Blockade of NKG2A/HLA-E interaction is a promising strategy to unleash the anti-tumor response. Yet the role of NKG2A⁺ CD8 T cells in the anti-tumor response and the regulation of NKG2A expression on human tumor-infiltrating T cells are still poorly understood. Here, by performing CITE-seq on T cells derived from head and neck squamous cell carcinoma and colorectal cancer, we show that NKG2A expression is induced on CD8 T cells differentiating into cytotoxic, CD39⁺CD103⁺ double positive (DP) cells, a phenotype associated with tumor-reactive T cells.
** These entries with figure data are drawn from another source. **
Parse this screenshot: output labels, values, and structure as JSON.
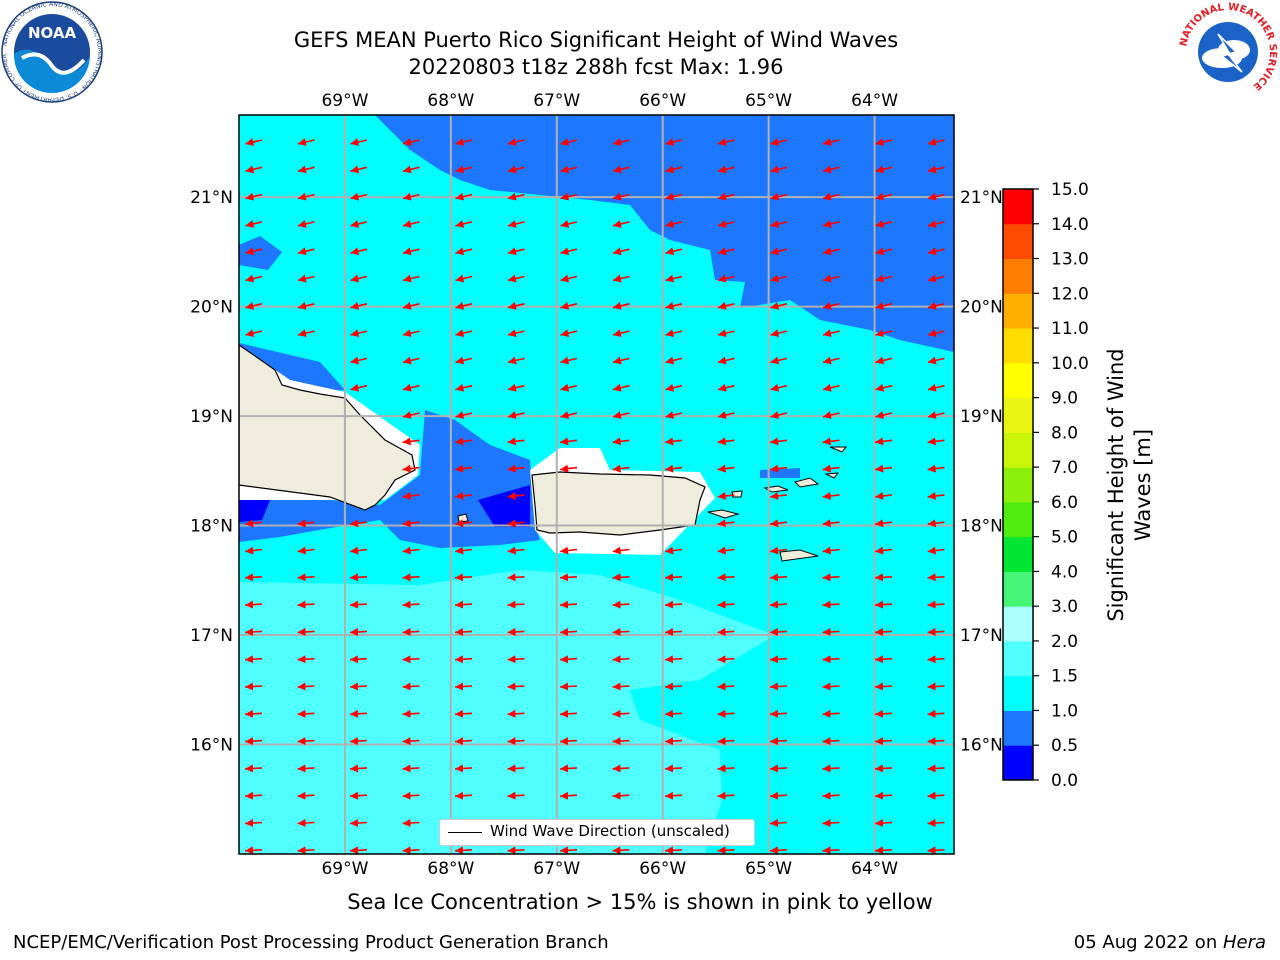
{
  "title": {
    "line1": "GEFS MEAN Puerto Rico Significant Height of Wind Waves",
    "line2": "20220803 t18z 288h fcst   Max: 1.96"
  },
  "logos": {
    "left": {
      "name": "noaa-logo",
      "text": "NOAA",
      "ring_text": "NATIONAL OCEANIC AND ATMOSPHERIC ADMINISTRATION · U.S. DEPARTMENT OF COMMERCE"
    },
    "right": {
      "name": "nws-logo",
      "ring_text": "NATIONAL WEATHER SERVICE"
    }
  },
  "map": {
    "lon_range": [
      -70.0,
      -63.25
    ],
    "lat_range": [
      15.0,
      21.75
    ],
    "lon_ticks": [
      "69°W",
      "68°W",
      "67°W",
      "66°W",
      "65°W",
      "64°W"
    ],
    "lat_ticks": [
      "21°N",
      "20°N",
      "19°N",
      "18°N",
      "17°N",
      "16°N"
    ],
    "grid": true,
    "legend": {
      "label": "Wind Wave Direction (unscaled)"
    },
    "arrow_color": "#ff0000",
    "land_color": "#eeecdc"
  },
  "colorbar": {
    "label_line1": "Significant Height of Wind",
    "label_line2": "Waves [m]",
    "ticks": [
      "0.0",
      "0.5",
      "1.0",
      "1.5",
      "2.0",
      "3.0",
      "4.0",
      "5.0",
      "6.0",
      "7.0",
      "8.0",
      "9.0",
      "10.0",
      "11.0",
      "12.0",
      "13.0",
      "14.0",
      "15.0"
    ],
    "colors": [
      "#0000ff",
      "#1e78ff",
      "#00ffff",
      "#50ffff",
      "#aaffff",
      "#46f578",
      "#00e632",
      "#50eb0f",
      "#8cf00a",
      "#c8f50a",
      "#ebf514",
      "#ffff00",
      "#ffdc00",
      "#ffaf00",
      "#ff7d00",
      "#ff4b00",
      "#ff0000"
    ]
  },
  "caption": "Sea Ice Concentration > 15% is shown in pink to yellow",
  "footer": {
    "left": "NCEP/EMC/Verification Post Processing Product Generation Branch",
    "right_prefix": "05 Aug 2022 on ",
    "right_host": "Hera"
  }
}
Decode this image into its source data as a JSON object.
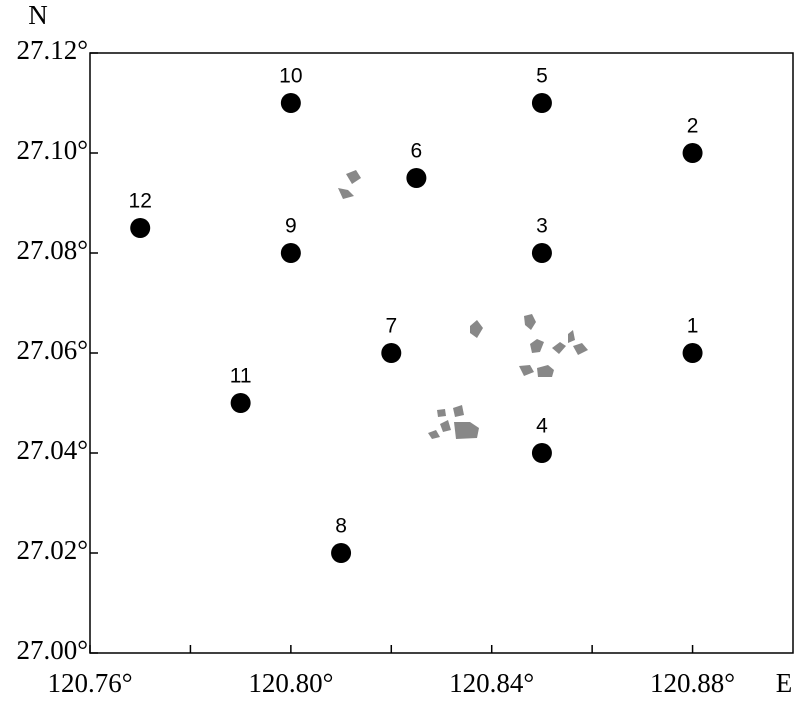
{
  "chart_data": {
    "type": "scatter",
    "x_label": "E",
    "y_label": "N",
    "x": [
      120.88,
      120.88,
      120.85,
      120.85,
      120.85,
      120.825,
      120.82,
      120.81,
      120.8,
      120.8,
      120.79,
      120.77
    ],
    "values": [
      27.06,
      27.1,
      27.08,
      27.04,
      27.11,
      27.095,
      27.06,
      27.02,
      27.08,
      27.11,
      27.05,
      27.085
    ],
    "labels": [
      "1",
      "2",
      "3",
      "4",
      "5",
      "6",
      "7",
      "8",
      "9",
      "10",
      "11",
      "12"
    ],
    "color": "#000000",
    "xlim": [
      120.76,
      120.9
    ],
    "ylim": [
      27.0,
      27.12
    ],
    "xticks": [
      {
        "value": 120.76,
        "label": "120.76°"
      },
      {
        "value": 120.8,
        "label": "120.80°"
      },
      {
        "value": 120.84,
        "label": "120.84°"
      },
      {
        "value": 120.88,
        "label": "120.88°"
      }
    ],
    "xminorticks": [
      120.78,
      120.82,
      120.86
    ],
    "yticks": [
      {
        "value": 27.0,
        "label": "27.00°"
      },
      {
        "value": 27.02,
        "label": "27.02°"
      },
      {
        "value": 27.04,
        "label": "27.04°"
      },
      {
        "value": 27.06,
        "label": "27.06°"
      },
      {
        "value": 27.08,
        "label": "27.08°"
      },
      {
        "value": 27.1,
        "label": "27.10°"
      },
      {
        "value": 27.12,
        "label": "27.12°"
      }
    ]
  }
}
This developmental trajectory leads to TCR repertoire overlap between the NKG2A^– and NKG2A⁺ DP CD8 T cells, suggesting shared antigen specificities. Mechanistically, IL-12 is essential for the expression of NKG2A on CD8 T cells in a CD40/CD40L- dependent manner, in conjunction with TCR stimulation. Our study thus reveals that NKG2A is induced by IL-12 on human tumor-reactive CD8 T cells exposed to a TGF-β-rich environment, highlighting an underappreciated immuno-regulatory feedback loop dependent on IL-12 stimulation.